Williams, a behavior intervention specialist at the high school at Fort Meade, spends time with the boys, figures out what is wrong and gives them a reason to care about school again. Sometimes he sits in classrooms, watching them. Sometimes he pulls them aside in the halls for a chat.

"They're not bad kids; they just come from bad situations," said Williams, adding that some students he has worked with come from broken homes with absent or incarcerated parents.

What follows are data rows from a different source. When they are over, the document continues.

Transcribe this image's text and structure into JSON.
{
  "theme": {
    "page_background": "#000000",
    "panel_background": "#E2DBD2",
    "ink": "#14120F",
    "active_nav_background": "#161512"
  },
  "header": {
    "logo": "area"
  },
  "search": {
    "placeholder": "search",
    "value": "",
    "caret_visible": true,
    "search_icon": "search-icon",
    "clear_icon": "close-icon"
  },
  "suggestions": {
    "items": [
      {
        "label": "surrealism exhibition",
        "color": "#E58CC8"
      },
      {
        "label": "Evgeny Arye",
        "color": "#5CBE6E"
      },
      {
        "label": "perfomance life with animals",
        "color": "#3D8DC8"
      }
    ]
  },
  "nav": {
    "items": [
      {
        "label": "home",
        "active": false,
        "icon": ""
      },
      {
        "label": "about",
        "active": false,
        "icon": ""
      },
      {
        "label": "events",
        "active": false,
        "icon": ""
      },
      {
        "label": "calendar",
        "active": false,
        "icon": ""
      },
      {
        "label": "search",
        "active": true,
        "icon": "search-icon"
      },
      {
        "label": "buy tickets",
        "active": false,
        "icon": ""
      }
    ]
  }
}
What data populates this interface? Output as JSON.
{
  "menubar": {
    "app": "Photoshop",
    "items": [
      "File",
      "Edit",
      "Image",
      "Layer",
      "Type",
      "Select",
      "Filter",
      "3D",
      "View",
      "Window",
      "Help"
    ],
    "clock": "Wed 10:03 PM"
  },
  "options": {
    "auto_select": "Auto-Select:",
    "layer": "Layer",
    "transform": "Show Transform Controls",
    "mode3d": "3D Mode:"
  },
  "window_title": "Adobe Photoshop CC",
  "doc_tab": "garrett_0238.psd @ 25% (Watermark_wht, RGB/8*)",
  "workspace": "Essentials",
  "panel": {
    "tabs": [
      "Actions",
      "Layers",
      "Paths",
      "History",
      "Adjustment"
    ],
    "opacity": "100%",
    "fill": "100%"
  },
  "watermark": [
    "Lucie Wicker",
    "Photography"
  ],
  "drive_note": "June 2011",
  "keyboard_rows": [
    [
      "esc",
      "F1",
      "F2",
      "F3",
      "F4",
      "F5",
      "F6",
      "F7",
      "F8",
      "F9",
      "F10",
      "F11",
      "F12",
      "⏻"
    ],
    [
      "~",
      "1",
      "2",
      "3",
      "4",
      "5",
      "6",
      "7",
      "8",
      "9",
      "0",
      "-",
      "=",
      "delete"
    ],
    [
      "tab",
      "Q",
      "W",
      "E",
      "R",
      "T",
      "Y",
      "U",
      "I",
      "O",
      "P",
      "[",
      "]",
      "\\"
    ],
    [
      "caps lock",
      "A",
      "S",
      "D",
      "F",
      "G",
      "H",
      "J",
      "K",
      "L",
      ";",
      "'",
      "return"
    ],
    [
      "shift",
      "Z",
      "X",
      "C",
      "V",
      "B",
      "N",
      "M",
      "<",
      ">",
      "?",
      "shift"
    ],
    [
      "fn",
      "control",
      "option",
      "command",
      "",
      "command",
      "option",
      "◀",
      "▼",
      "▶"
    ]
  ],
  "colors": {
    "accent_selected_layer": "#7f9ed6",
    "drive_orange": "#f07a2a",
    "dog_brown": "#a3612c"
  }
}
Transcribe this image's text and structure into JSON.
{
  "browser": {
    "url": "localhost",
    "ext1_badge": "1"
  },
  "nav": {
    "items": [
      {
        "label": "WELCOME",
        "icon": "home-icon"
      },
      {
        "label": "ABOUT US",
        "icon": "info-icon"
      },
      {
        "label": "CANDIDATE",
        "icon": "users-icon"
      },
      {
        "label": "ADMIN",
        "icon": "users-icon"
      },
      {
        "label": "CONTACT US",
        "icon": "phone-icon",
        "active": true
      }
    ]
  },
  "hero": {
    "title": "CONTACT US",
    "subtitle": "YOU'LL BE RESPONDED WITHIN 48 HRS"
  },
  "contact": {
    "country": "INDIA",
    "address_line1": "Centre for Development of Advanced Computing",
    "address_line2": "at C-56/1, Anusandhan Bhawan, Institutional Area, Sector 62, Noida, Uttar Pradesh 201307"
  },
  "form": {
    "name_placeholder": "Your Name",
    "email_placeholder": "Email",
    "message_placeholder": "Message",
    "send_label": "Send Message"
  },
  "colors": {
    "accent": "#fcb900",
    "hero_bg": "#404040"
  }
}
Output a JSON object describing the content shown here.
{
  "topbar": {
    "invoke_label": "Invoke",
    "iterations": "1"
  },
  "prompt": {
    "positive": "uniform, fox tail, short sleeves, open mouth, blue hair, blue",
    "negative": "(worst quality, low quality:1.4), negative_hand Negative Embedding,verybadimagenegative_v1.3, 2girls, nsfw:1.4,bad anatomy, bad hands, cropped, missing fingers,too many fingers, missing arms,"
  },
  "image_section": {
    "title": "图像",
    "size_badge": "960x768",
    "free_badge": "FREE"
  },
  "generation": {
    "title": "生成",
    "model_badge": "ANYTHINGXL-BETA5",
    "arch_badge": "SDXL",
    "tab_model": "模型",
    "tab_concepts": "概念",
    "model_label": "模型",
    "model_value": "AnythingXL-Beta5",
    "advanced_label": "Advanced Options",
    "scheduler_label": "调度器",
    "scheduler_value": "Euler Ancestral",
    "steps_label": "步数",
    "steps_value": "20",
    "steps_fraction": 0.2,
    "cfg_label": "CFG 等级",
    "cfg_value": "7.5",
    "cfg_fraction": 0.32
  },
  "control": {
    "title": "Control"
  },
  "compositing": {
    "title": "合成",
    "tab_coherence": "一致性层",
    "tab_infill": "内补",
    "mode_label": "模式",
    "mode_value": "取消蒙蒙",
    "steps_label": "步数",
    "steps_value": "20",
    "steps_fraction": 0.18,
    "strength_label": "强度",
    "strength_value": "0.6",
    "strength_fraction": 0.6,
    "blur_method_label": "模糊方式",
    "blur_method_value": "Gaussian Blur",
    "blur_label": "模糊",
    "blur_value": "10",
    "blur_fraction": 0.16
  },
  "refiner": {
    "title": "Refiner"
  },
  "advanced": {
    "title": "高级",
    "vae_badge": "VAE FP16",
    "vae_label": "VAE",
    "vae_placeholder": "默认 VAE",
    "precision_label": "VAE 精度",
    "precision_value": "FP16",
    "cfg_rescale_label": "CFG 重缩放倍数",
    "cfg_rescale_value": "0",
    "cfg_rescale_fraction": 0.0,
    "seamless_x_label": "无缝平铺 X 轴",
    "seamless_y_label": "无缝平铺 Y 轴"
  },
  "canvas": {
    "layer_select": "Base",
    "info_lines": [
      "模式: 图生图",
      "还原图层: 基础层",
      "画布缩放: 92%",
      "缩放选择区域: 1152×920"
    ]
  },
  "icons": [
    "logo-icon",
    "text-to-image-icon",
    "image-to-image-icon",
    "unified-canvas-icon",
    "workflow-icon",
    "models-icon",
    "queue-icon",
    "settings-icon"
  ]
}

Some of them are in and out of juvenile detention facilities and have anger-management problems that lead to recurring fights with peers and authority figures in school.

"My job, in a nutshell, is to find the good in them," Williams said.

For those who need extra attention, he holds the weekly, 40-minute group chat to talk about study skills, careers, how to treat women and how to be responsible fathers in the future.

Similar programs in other counties, including Baltimore and Howard, have produced results.

The 100 Strong Male Role Models program at Woodlawn High in Baltimore County has been a bright light for a school struggling to improve state assessment scores.

Alpha Achievers, a mentorship program, was started 10 years ago at Oakland Mills High in Howard to encourage black male students to become stronger academically and give back to the community.

The group's sponsor, Vincent James, a resource teacher for the gifted and talented program, said members are required to maintain a 3.0 grade-point average and tutor other students, many of whom are black.

Because of its success, Alpha Achievers has been expanded to other schools and includes other minorities.

What goes wrong in traditional middle and high schools for black males has been a nagging conundrum for educators across the country.

"Teachers have low expectations of African-American male students in general and a lot of time, rather than prove the [teacher] wrong, [the students] prove the person right," said Marvin Lynn, an associate professor in the minority and urban education graduate program at the University of Maryland, College Park. "Part of what is going on as well [is that] teachers are at a loss as to how to really facilitate active dialogue between parents and students who are different from each other."

To make the 1,741-student school feel more personal, Meade is offering ninth-grade support programs that send parents biweekly alerts when their children are struggling in school and invite parents in for monthly conferences with teachers and assistant principals.

The program has worked so well keeping freshmen on track that the school is considering expanding it to 10th-graders in the fall.